- Decades:: 2000s; 2010s; 2020s;
- See also:: Other events of 2023; Timeline of Burkinabé history;

= 2023 in Burkina Faso =

== Incumbents ==

- President: Ibrahim Traoré
- Prime Minister: Apollinaire Joachim Kyélem de Tambèla
- President of the Patriotic Movement for Safeguard and Restoration: Ibrahim Traoré

== Events ==

=== January–March ===

- 3 January – Twenty-eight civilians are found dead in the town of Nouna, in northwest Burkina Faso. Burkinabe human rights groups allege that the killings were perpetrated by pro-government militia VDP on December 15, 18, and 22.
- 11 January – Nine Ahmadi Muslims are killed by Wahhabi Islamist terrorists in local Ahmadi mosque in Mahdi Abad, a village near the town of Dori.
- 20 January – The Burkina Faso Armed Forces rescue 62 women and four babies kidnapped by jihadists in Arbinda, Sahel Region, on January 15.
- 21 January – Burkina Faso demands that French forces withdraw from its territory after suspending a 2018 military accord that allowed the presence of French troops in the country. The ruling military junta has given France one month to complete the withdrawal.
- 25 January – France agrees to withdraw its 400 special forces from Burkina Faso, following the Saturday mandate from the ruling military junta that they withdraw within a month.
- 10 February – Médecins Sans Frontières (MSF) suspends its operations in north-west Burkina Faso following the killings of two of its Burkinabe aid workers near Dédougou.
- 22 March – Ten volunteers and four Burkina Faso Armed Forces soldiers are killed during an ambush in Centre-Nord Region. Twenty attackers are killed.
- 27 March – Burkina Faso suspends France 24 broadcasts after the news agency aired an interview with the leader of al-Qaeda in the Islamic Maghreb earlier this month.
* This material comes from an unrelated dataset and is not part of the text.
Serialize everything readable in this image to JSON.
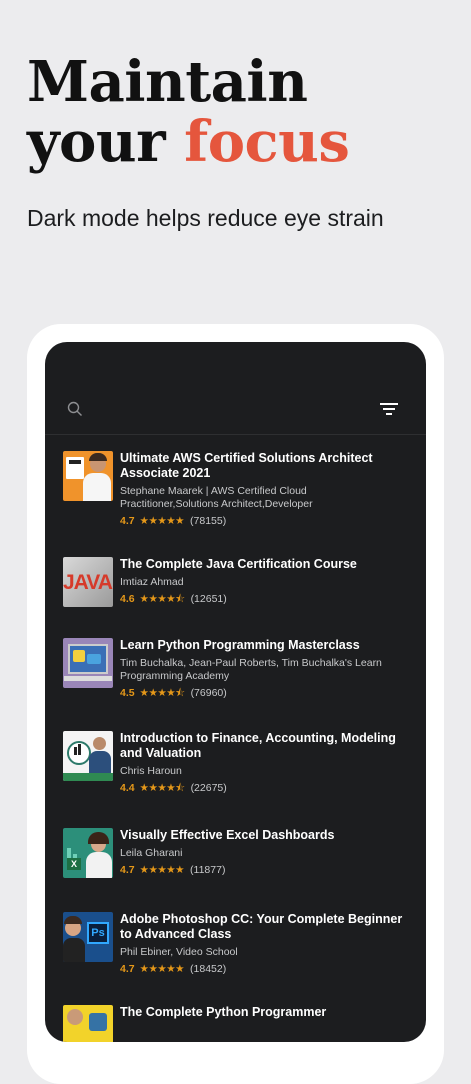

The Burkinabé government accused France 24 of being a "mouthpiece for terrorists" and "hate speech", which the agency denies as "unfounded".
- 29 March – Burkina Faso formally resumes diplomatic relations with North Korea after suspending them in 2017 over the country's nuclear weapons program.

=== April ===

- 6 April –
  - Kourakou and Tondobi attacks: At least 44 people are killed by jihadists in two villages in Séno Province, Sahel Region.
  - 2023 Burkina Faso attacks

=== June ===

- 27 June – Suspected jihadists kill several Burkinabe soldiers and Volunteers for the Defense of the Homeland members in a series of attacks against the troops in the village of Noaka in Pissila Department, Sanmatenga Province, and in the Sahel Region.
- 29 June – Burkina Faso's military government has taken action against a French television news channel La Chaine Info (LCI), suspending it due to concerns over objectivity and credibility in its report on the country's jihadist insurgency.

=== September ===

- 5 September – 2023 Yatenga Province clashes: Seventeen Burkinabé soldiers, thirty-six VDP militiamen, and several dozen Jama'at Nasr al-Islam wal Muslimin militants are killed during fighting in Yatenga Province.
- September 16 – The military governments of Niger, Mali, and Burkina Faso sign a mutual defence pact named the Alliance of Sahel States in case of internal rebellion or external military aggression.
- September 28 – 2023 Burkina Faso coup d'état attempt: The ruling junta of Burkina Faso arrests four officers suspected of attempting to stage a coup.

=== October ===

- October 18 – Burkina Faso’s health ministry declared a dengue fever epidemic after the country saw its deadliest outbreak of the disease in years. Over 200 people have died and new cases are increasing rapidly.

=== November ===

- November 5 – At least 70 people were killed in a massacre in the village of Zaongo. The perpetrators of the attack are unknown.
- November 26 – About 3,000 JNIM launched a wave of attacks in an attempt to seize the town of Djibo, resulting in the deaths of several Burkinabe soldiers, 40 civilians, and over 400 attackers.

=== December ===

- On 17 December, a reshuffle took place where Ibrahim Traoré replaced foreign minister Olivia Rouamba with Karamoko Jean-Marie Traoré, named Stella Kabre as the new regional cooperation minister, and replaced mining minister Jean-Pierre Boussim with Yacouba Zabre Gouba.